When the IDPs shield their young ones from the biting cold and insistent mosquitoes, our politicians' children, from vantage positions on the plush carpet of their expansive living rooms, are probably making "Daddy, you look good on TV" quips to the smile of satisfaction from Mrs Honourable MP.
Then in comes the dreaded Mungiki and our leaders are making utter fools of themselves subjecting the country to predictably discordant tunes about how to deal with the group.
Perhaps it is time to tell our leaders that their indecisiveness and attendant procrastination carries the effect of fortifying the mysterious invincibility of the Mungiki.
Mungiki kingdoms
Similarly, when victims of the Mungiki realise our leaders are as rudderless as has been recently displayed, they opt to "live with the devil" and embrace the Mungiki's existence as an inevitable flaw of their already pathetic living conditions in the sprawling slum neighbourhoods that have become Mungiki kingdoms.
One day, our leaders are promising that they will pursue the ideals of collective responsibility to the best of their abilities.
The next day, none other than the minister for Internal Security declares that "the government is not talking to the Mungiki".

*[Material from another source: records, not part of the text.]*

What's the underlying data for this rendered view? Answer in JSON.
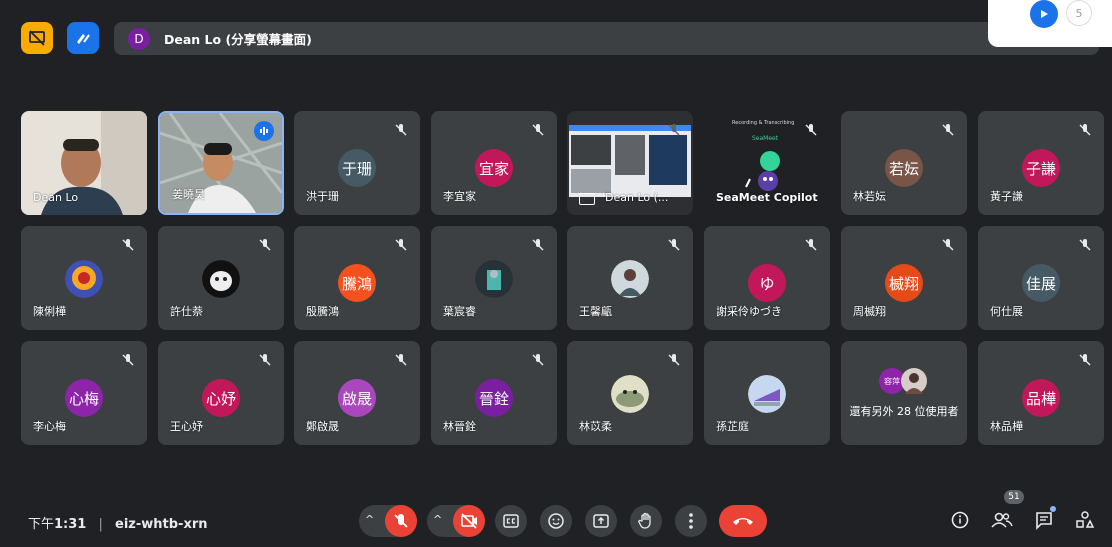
{
  "presenter": {
    "initial": "D",
    "label": "Dean Lo (分享螢幕畫面)"
  },
  "popup": {
    "alt_label": "5"
  },
  "tiles": [
    {
      "id": "dean-lo",
      "name": "Dean Lo"
    },
    {
      "id": "speaker",
      "name": "姜曉昊"
    },
    {
      "id": "t3",
      "name": "洪于珊",
      "initials": "于珊",
      "color": "#455a64"
    },
    {
      "id": "t4",
      "name": "李宜家",
      "initials": "宜家",
      "color": "#c2185b"
    },
    {
      "id": "t5",
      "name": "Dean Lo (..."
    },
    {
      "id": "t6",
      "name": "SeaMeet Copilot",
      "caption": "Recording & Transcribing",
      "brand": "SeaMeet"
    },
    {
      "id": "t7",
      "name": "林若妘",
      "initials": "若妘",
      "color": "#795548"
    },
    {
      "id": "t8",
      "name": "黃子謙",
      "initials": "子謙",
      "color": "#c2185b"
    },
    {
      "id": "t9",
      "name": "陳俐樺"
    },
    {
      "id": "t10",
      "name": "許仕萘"
    },
    {
      "id": "t11",
      "name": "殷騰鴻",
      "initials": "騰鴻",
      "color": "#f4511e"
    },
    {
      "id": "t12",
      "name": "葉宸睿"
    },
    {
      "id": "t13",
      "name": "王馨甂"
    },
    {
      "id": "t14",
      "name": "謝采伶ゆづき",
      "initials": "ゆ",
      "color": "#c2185b"
    },
    {
      "id": "t15",
      "name": "周楲翔",
      "initials": "楲翔",
      "color": "#e64a19"
    },
    {
      "id": "t16",
      "name": "何仕展",
      "initials": "佳展",
      "color": "#455a64"
    },
    {
      "id": "t17",
      "name": "李心梅",
      "initials": "心梅",
      "color": "#8e24aa"
    },
    {
      "id": "t18",
      "name": "王心妤",
      "initials": "心妤",
      "color": "#c2185b"
    },
    {
      "id": "t19",
      "name": "鄭啟晟",
      "initials": "啟晟",
      "color": "#ab47bc"
    },
    {
      "id": "t20",
      "name": "林晉銓",
      "initials": "晉銓",
      "color": "#7b1fa2"
    },
    {
      "id": "t21",
      "name": "林苡柔"
    },
    {
      "id": "t22",
      "name": "孫芷庭"
    },
    {
      "id": "t23",
      "name": "還有另外 28 位使用者",
      "chip": "容萍"
    },
    {
      "id": "t24",
      "name": "林品樺",
      "initials": "品樺",
      "color": "#c2185b"
    }
  ],
  "bottombar": {
    "time_prefix": "下午",
    "time": "1:31",
    "separator": "|",
    "meeting_code": "eiz-whtb-xrn",
    "participants_count": "51"
  },
  "colors": {
    "background": "#202124",
    "tile": "#3c4043",
    "accent": "#1a73e8",
    "danger": "#ea4335"
  }
}
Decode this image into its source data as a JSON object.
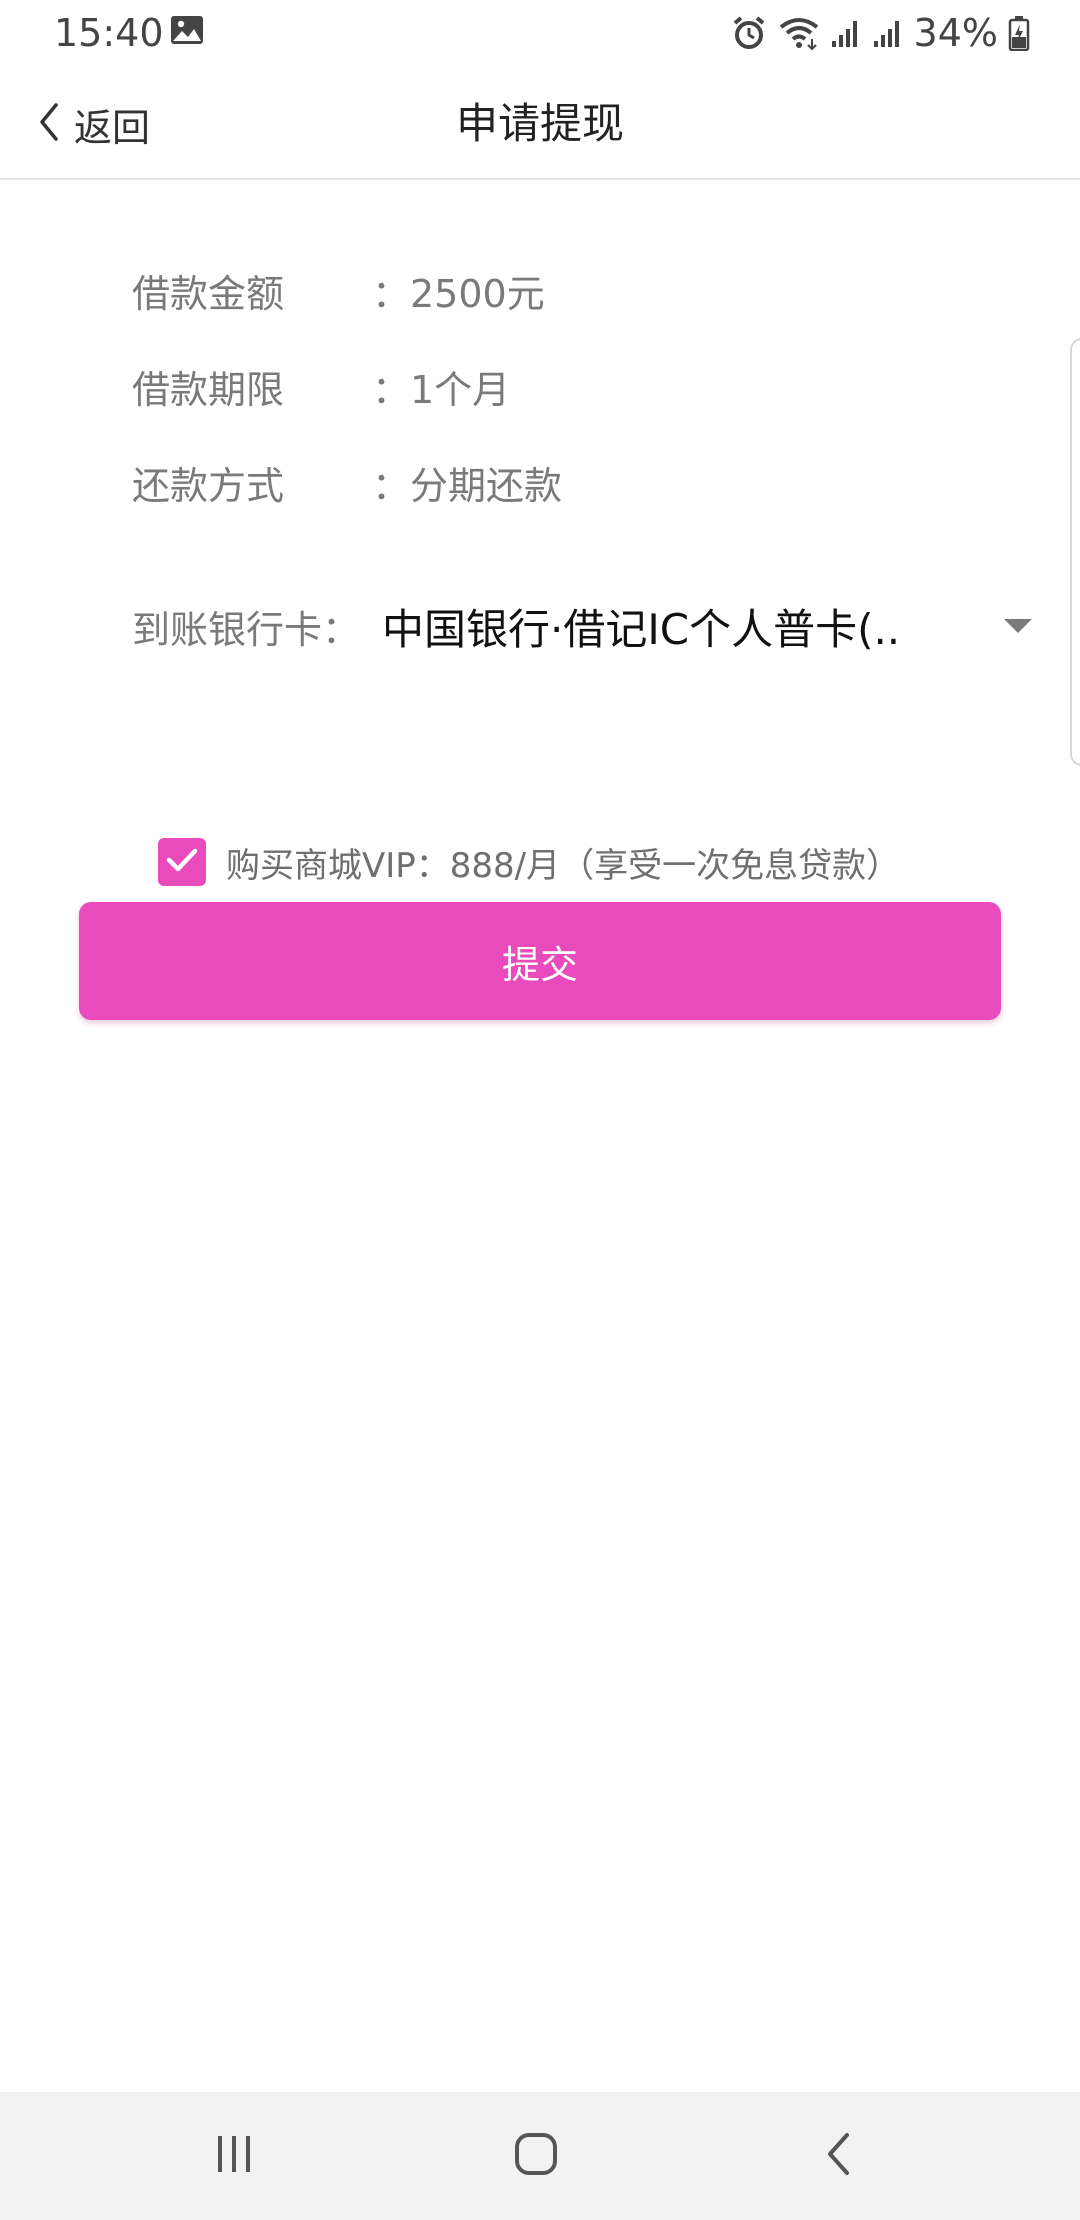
{
  "status_bar": {
    "time": "15:40",
    "battery": "34%",
    "icons": [
      "image-icon",
      "alarm-icon",
      "wifi-icon",
      "signal-icon",
      "signal-icon",
      "battery-charging-icon"
    ]
  },
  "header": {
    "back_label": "返回",
    "title": "申请提现"
  },
  "loan_info": {
    "amount": {
      "label": "借款金额",
      "value": "：2500元"
    },
    "term": {
      "label": "借款期限",
      "value": "：1个月"
    },
    "repayment": {
      "label": "还款方式",
      "value": "：分期还款"
    }
  },
  "bank": {
    "label": "到账银行卡：",
    "selected": "中国银行·借记IC个人普卡(.."
  },
  "vip": {
    "checked": true,
    "text": "购买商城VIP：888/月（享受一次免息贷款）"
  },
  "submit_label": "提交",
  "colors": {
    "accent": "#ea4bbc",
    "label_gray": "#7a7a7a",
    "nav_bg": "#f2f2f2"
  },
  "nav_bar": {
    "icons": [
      "recent-apps-icon",
      "home-icon",
      "back-icon"
    ]
  }
}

That pronouncement had barely hit the airwaves before the Prime Minister applied relational suavity and semantic juggling to powder some semblance of damage control vis-à-vis the government's stand on the Mungiki.
What we need in this otherwise great country of ours is leadership. We are definitely doing badly in that department.
And as Kenyans, we need to shift our energies into re-engaging one another, especially across the ethnic divide.
We must master the skills of cross-ethnic interpretation and perfect inter-generational productivity to such an extent that the younger generation does not feel stifled, ignored or altogether left out of economic production as well as political determinism.
Ken Ouko is a sociology lecturer at the University of Nairobi.